ECT at Stobhill Hospital

Last week I posted something about how Stobhill Hospital in Glasgow, Scotland, had been in the headlines for having given a woman bilateral electroconvulsive therapy (ECT) when she had been prescribed, and consented to, unilateral.

It is not the first time that Stobhill Hospital has hit the headlines for its attitude to consent for ECT. On 6 October 1975 page 2 of The Times had the following headline: Man forced to undergo shock treatment, the Ombudsman says

Sir Alan Marre, the Parliamentary Commissioner for Administration (Ombudsman), in a five-page report has criticized one of Scotland’s leading general hospitals, Stobhill, in Glasgow, for having forced a Lanarkshire man, aged 61, to submit to electric shock treatment after compelling him to sign a consent form….

As a result, the signing of consent forms has been changed at Stobhill and the change may affect all hospitals in Scotland.

A statement issued yesterday by the Committee for Social Justice and Mental Health Reform, a Scottish civil liberties group, said that Mr Gordon was admitted to hospital for treatment for concussion, detained against his will, forced to sign a consent form and take drugs, and given electric shocks despite his protests.

He was admitted to Stobhill on the advice of his family doctor and told he would receive treatment for concussion arising from a previous head injury. According to the committee, he was given ‘knock-out’ drugs and when he awoke next day found he had been transferred to a psychiatric ward…

Mr Gordon, who had no history of mental illness, asked to be released, but was told he could not get out until he saw a psychiatrist in two days’ time. His clothes were locked away….

Sir Alan, in his report to the Secretary of State for Scotland and to the Greater Glasgow Health Board, says that the weight of evidence suggested to him that the hospital authorities went farther than was appropriate in getting Mr Gordon to sign the form against his real wishes.

The report adds: ‘Accordingly I asked the health board to review their procedures and their instructions to staff relating to consent for ECT (electric shock treatment)…’

The recent problem at Stobhill Hospital was not with the consent procedure itself (for which another hospital had been responsible), but was due to the fact that the patient was given bilateral ECT rather than the unilateral to which she had consented. According to a report by the Scottish ECT Accreditation Network: “Seven hospitals did not administer any unilateral treatments during 2008”. I wonder if Stobhill Hospital was one of these?

This entry was posted in 1970s, ECT in the media, ECT in the UK, ECT without consent.

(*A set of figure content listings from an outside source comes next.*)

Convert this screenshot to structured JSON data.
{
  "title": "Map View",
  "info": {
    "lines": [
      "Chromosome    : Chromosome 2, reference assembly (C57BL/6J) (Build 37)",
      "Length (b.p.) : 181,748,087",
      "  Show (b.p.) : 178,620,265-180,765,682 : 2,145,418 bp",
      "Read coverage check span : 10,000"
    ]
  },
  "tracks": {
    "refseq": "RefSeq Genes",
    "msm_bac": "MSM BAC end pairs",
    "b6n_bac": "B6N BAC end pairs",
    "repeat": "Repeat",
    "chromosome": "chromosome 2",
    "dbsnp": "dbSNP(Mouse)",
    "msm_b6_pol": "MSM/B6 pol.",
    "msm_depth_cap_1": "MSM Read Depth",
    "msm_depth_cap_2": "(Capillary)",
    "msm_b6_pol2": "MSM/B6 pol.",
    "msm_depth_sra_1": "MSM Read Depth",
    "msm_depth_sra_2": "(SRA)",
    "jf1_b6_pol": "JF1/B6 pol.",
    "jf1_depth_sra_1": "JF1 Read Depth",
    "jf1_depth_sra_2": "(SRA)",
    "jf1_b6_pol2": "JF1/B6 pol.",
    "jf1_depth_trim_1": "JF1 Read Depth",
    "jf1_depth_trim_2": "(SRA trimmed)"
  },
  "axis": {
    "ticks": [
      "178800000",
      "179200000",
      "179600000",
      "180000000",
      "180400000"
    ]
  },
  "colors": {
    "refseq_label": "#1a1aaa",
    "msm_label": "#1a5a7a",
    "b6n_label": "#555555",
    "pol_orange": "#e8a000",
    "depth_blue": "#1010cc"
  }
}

Bookmark the permalink.

2 Responses to ECT at Stobhill Hospital

  1. mr magoo says:

    it was my partner who was gave the wrong type of ect in stobhill hospital,she was prescribed & consented to unilateral ect last year & this year she got offered it again by the same doctor witch was unilateral ect but she was gave bilateral by mistake & I no for sure the effects of bilateral & unilateral are different & my partner knew she felt different after each treatment this year & I saw diffference in her memory this time as well & too be told its only short term memory lose,what is short term as time is going on and we both feel & see her memory not improving,i am totally stunned as how can this ect be called therapy as if you go for a memory test it consists of do you no who you are what day is it & what is the time is this not a type of test for a more serious memory health issue,i can say threw what we no now that there is a great difference in effects of unilateral & bilateral ect and we feel if its that good why was it not used in some countrys anymore or almost not used. Ect statistics am I right in saying that ect was originaly used on pigs prior to them being slatered [killed]? We would never wish any type of ect treatment on anybody, how can it be called theraputic therapy as it don’t look relaxing to me of course muscle relaxents would make anyone relax but not sure about the ect part its shambolic in our view now zap zap zap zap now you will feel great!

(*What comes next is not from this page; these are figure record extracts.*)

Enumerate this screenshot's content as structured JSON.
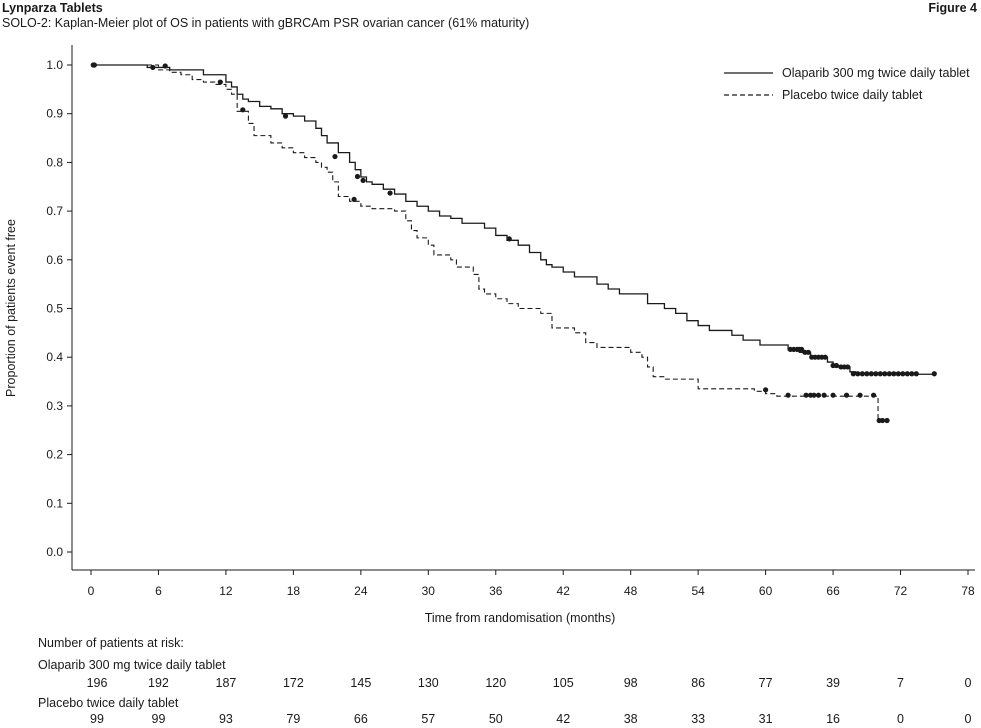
{
  "header": {
    "left_title": "Lynparza Tablets",
    "subtitle": "SOLO-2: Kaplan-Meier plot of OS in patients with gBRCAm PSR ovarian cancer (61% maturity)",
    "figure_label": "Figure 4"
  },
  "chart_data": {
    "type": "line",
    "xlabel": "Time from randomisation (months)",
    "ylabel": "Proportion of patients event free",
    "xlim": [
      0,
      78
    ],
    "ylim": [
      0,
      1.0
    ],
    "x_ticks": [
      0,
      6,
      12,
      18,
      24,
      30,
      36,
      42,
      48,
      54,
      60,
      66,
      72,
      78
    ],
    "y_ticks": [
      "0.0",
      "0.1",
      "0.2",
      "0.3",
      "0.4",
      "0.5",
      "0.6",
      "0.7",
      "0.8",
      "0.9",
      "1.0"
    ],
    "legend_position": "top-right",
    "grid": false,
    "series": [
      {
        "name": "Olaparib 300 mg twice daily tablet",
        "style": "solid",
        "color": "#1a1a1a",
        "steps": [
          [
            0,
            1.0
          ],
          [
            5,
            0.995
          ],
          [
            7,
            0.99
          ],
          [
            10,
            0.98
          ],
          [
            11.5,
            0.98
          ],
          [
            12,
            0.965
          ],
          [
            12.5,
            0.955
          ],
          [
            13,
            0.94
          ],
          [
            13.5,
            0.93
          ],
          [
            14,
            0.925
          ],
          [
            15,
            0.915
          ],
          [
            16,
            0.91
          ],
          [
            17,
            0.9
          ],
          [
            18,
            0.895
          ],
          [
            19,
            0.885
          ],
          [
            20,
            0.87
          ],
          [
            20.5,
            0.855
          ],
          [
            21,
            0.84
          ],
          [
            22,
            0.82
          ],
          [
            23,
            0.8
          ],
          [
            23.5,
            0.785
          ],
          [
            24,
            0.77
          ],
          [
            24.5,
            0.76
          ],
          [
            25,
            0.755
          ],
          [
            26,
            0.745
          ],
          [
            27,
            0.735
          ],
          [
            28,
            0.72
          ],
          [
            29,
            0.71
          ],
          [
            30,
            0.7
          ],
          [
            31,
            0.69
          ],
          [
            32,
            0.685
          ],
          [
            33,
            0.675
          ],
          [
            35,
            0.665
          ],
          [
            36,
            0.65
          ],
          [
            37,
            0.64
          ],
          [
            38,
            0.63
          ],
          [
            39,
            0.615
          ],
          [
            40,
            0.6
          ],
          [
            40.5,
            0.59
          ],
          [
            41,
            0.585
          ],
          [
            42,
            0.575
          ],
          [
            43,
            0.565
          ],
          [
            45,
            0.55
          ],
          [
            46,
            0.54
          ],
          [
            47,
            0.53
          ],
          [
            49,
            0.53
          ],
          [
            49.5,
            0.51
          ],
          [
            51,
            0.5
          ],
          [
            52,
            0.49
          ],
          [
            53,
            0.475
          ],
          [
            54,
            0.465
          ],
          [
            55,
            0.455
          ],
          [
            57,
            0.445
          ],
          [
            58,
            0.435
          ],
          [
            59.5,
            0.425
          ],
          [
            62,
            0.415
          ],
          [
            63,
            0.41
          ],
          [
            64,
            0.4
          ],
          [
            65.5,
            0.39
          ],
          [
            66,
            0.38
          ],
          [
            67.5,
            0.37
          ],
          [
            68,
            0.365
          ],
          [
            75,
            0.365
          ]
        ],
        "censor": [
          [
            0.2,
            1.0
          ],
          [
            5.5,
            0.995
          ],
          [
            6.6,
            0.998
          ],
          [
            17.3,
            0.895
          ],
          [
            21.7,
            0.812
          ],
          [
            23.7,
            0.771
          ],
          [
            24.2,
            0.763
          ],
          [
            26.6,
            0.737
          ],
          [
            37.2,
            0.643
          ],
          [
            62.2,
            0.416
          ],
          [
            62.5,
            0.416
          ],
          [
            62.8,
            0.416
          ],
          [
            63.0,
            0.416
          ],
          [
            63.2,
            0.416
          ],
          [
            63.5,
            0.41
          ],
          [
            63.8,
            0.41
          ],
          [
            64.1,
            0.4
          ],
          [
            64.4,
            0.4
          ],
          [
            64.7,
            0.4
          ],
          [
            65.0,
            0.4
          ],
          [
            65.3,
            0.4
          ],
          [
            66.0,
            0.383
          ],
          [
            66.3,
            0.383
          ],
          [
            66.7,
            0.38
          ],
          [
            67.0,
            0.38
          ],
          [
            67.3,
            0.38
          ],
          [
            67.8,
            0.366
          ],
          [
            68.2,
            0.366
          ],
          [
            68.6,
            0.366
          ],
          [
            69.0,
            0.366
          ],
          [
            69.4,
            0.366
          ],
          [
            69.8,
            0.366
          ],
          [
            70.2,
            0.366
          ],
          [
            70.6,
            0.366
          ],
          [
            71.0,
            0.366
          ],
          [
            71.4,
            0.366
          ],
          [
            71.8,
            0.366
          ],
          [
            72.2,
            0.366
          ],
          [
            72.6,
            0.366
          ],
          [
            73.0,
            0.366
          ],
          [
            73.4,
            0.366
          ],
          [
            75.0,
            0.366
          ]
        ]
      },
      {
        "name": "Placebo twice daily tablet",
        "style": "dashed",
        "color": "#1a1a1a",
        "steps": [
          [
            0,
            1.0
          ],
          [
            6,
            0.99
          ],
          [
            7,
            0.985
          ],
          [
            8,
            0.98
          ],
          [
            9,
            0.97
          ],
          [
            10,
            0.965
          ],
          [
            11,
            0.96
          ],
          [
            12,
            0.95
          ],
          [
            12.5,
            0.94
          ],
          [
            13,
            0.905
          ],
          [
            14,
            0.88
          ],
          [
            14.5,
            0.855
          ],
          [
            16,
            0.84
          ],
          [
            17,
            0.83
          ],
          [
            18,
            0.82
          ],
          [
            19,
            0.81
          ],
          [
            20,
            0.8
          ],
          [
            20.5,
            0.79
          ],
          [
            21,
            0.78
          ],
          [
            21.5,
            0.76
          ],
          [
            22,
            0.73
          ],
          [
            23,
            0.72
          ],
          [
            24,
            0.71
          ],
          [
            25,
            0.705
          ],
          [
            27,
            0.7
          ],
          [
            28,
            0.68
          ],
          [
            28.5,
            0.66
          ],
          [
            29,
            0.645
          ],
          [
            30,
            0.63
          ],
          [
            30.5,
            0.61
          ],
          [
            32,
            0.6
          ],
          [
            32.5,
            0.585
          ],
          [
            34,
            0.57
          ],
          [
            34.5,
            0.54
          ],
          [
            35,
            0.53
          ],
          [
            36,
            0.52
          ],
          [
            37,
            0.51
          ],
          [
            38,
            0.5
          ],
          [
            40,
            0.49
          ],
          [
            41,
            0.46
          ],
          [
            43,
            0.45
          ],
          [
            44,
            0.43
          ],
          [
            45,
            0.42
          ],
          [
            47,
            0.42
          ],
          [
            48,
            0.41
          ],
          [
            49,
            0.4
          ],
          [
            49.5,
            0.38
          ],
          [
            50,
            0.36
          ],
          [
            51,
            0.355
          ],
          [
            54,
            0.335
          ],
          [
            59,
            0.33
          ],
          [
            60,
            0.325
          ],
          [
            61,
            0.32
          ],
          [
            63,
            0.32
          ],
          [
            69.5,
            0.32
          ],
          [
            70,
            0.27
          ],
          [
            71,
            0.27
          ]
        ],
        "censor": [
          [
            0.3,
            1.0
          ],
          [
            11.5,
            0.965
          ],
          [
            13.5,
            0.908
          ],
          [
            23.4,
            0.724
          ],
          [
            60.0,
            0.333
          ],
          [
            62.0,
            0.322
          ],
          [
            63.6,
            0.322
          ],
          [
            64.0,
            0.322
          ],
          [
            64.3,
            0.322
          ],
          [
            64.7,
            0.322
          ],
          [
            65.2,
            0.322
          ],
          [
            66.0,
            0.322
          ],
          [
            67.2,
            0.322
          ],
          [
            68.4,
            0.322
          ],
          [
            69.6,
            0.322
          ],
          [
            70.1,
            0.27
          ],
          [
            70.4,
            0.27
          ],
          [
            70.8,
            0.27
          ]
        ]
      }
    ]
  },
  "risk_table": {
    "heading": "Number of patients at risk:",
    "rows": [
      {
        "label": "Olaparib 300 mg twice daily tablet",
        "values": [
          "196",
          "192",
          "187",
          "172",
          "145",
          "130",
          "120",
          "105",
          "98",
          "86",
          "77",
          "39",
          "7",
          "0"
        ]
      },
      {
        "label": "Placebo twice daily tablet",
        "values": [
          "99",
          "99",
          "93",
          "79",
          "66",
          "57",
          "50",
          "42",
          "38",
          "33",
          "31",
          "16",
          "0",
          "0"
        ]
      }
    ]
  }
}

    • Yes that is right, except that it is called electrical stunning rather than ECT when done to animals in slaughterhouses. It is described in the RSPCA’s factfile on animal slaughter

      Ugo Cerletti, the Italian neurologist who first used electricity to cause seizures in people (in 1938), had visited the Rome slaughterhouse where pigs were stunned with electricity before they were killed. He was reassured by the fact that the pigs weren’t actually killed by the electric shock and this encouraged him to try it on people. Before this, convulsive therapy had been in use in psychiatric hospitals for several years but the convulsions were produced with drugs rather than electricity.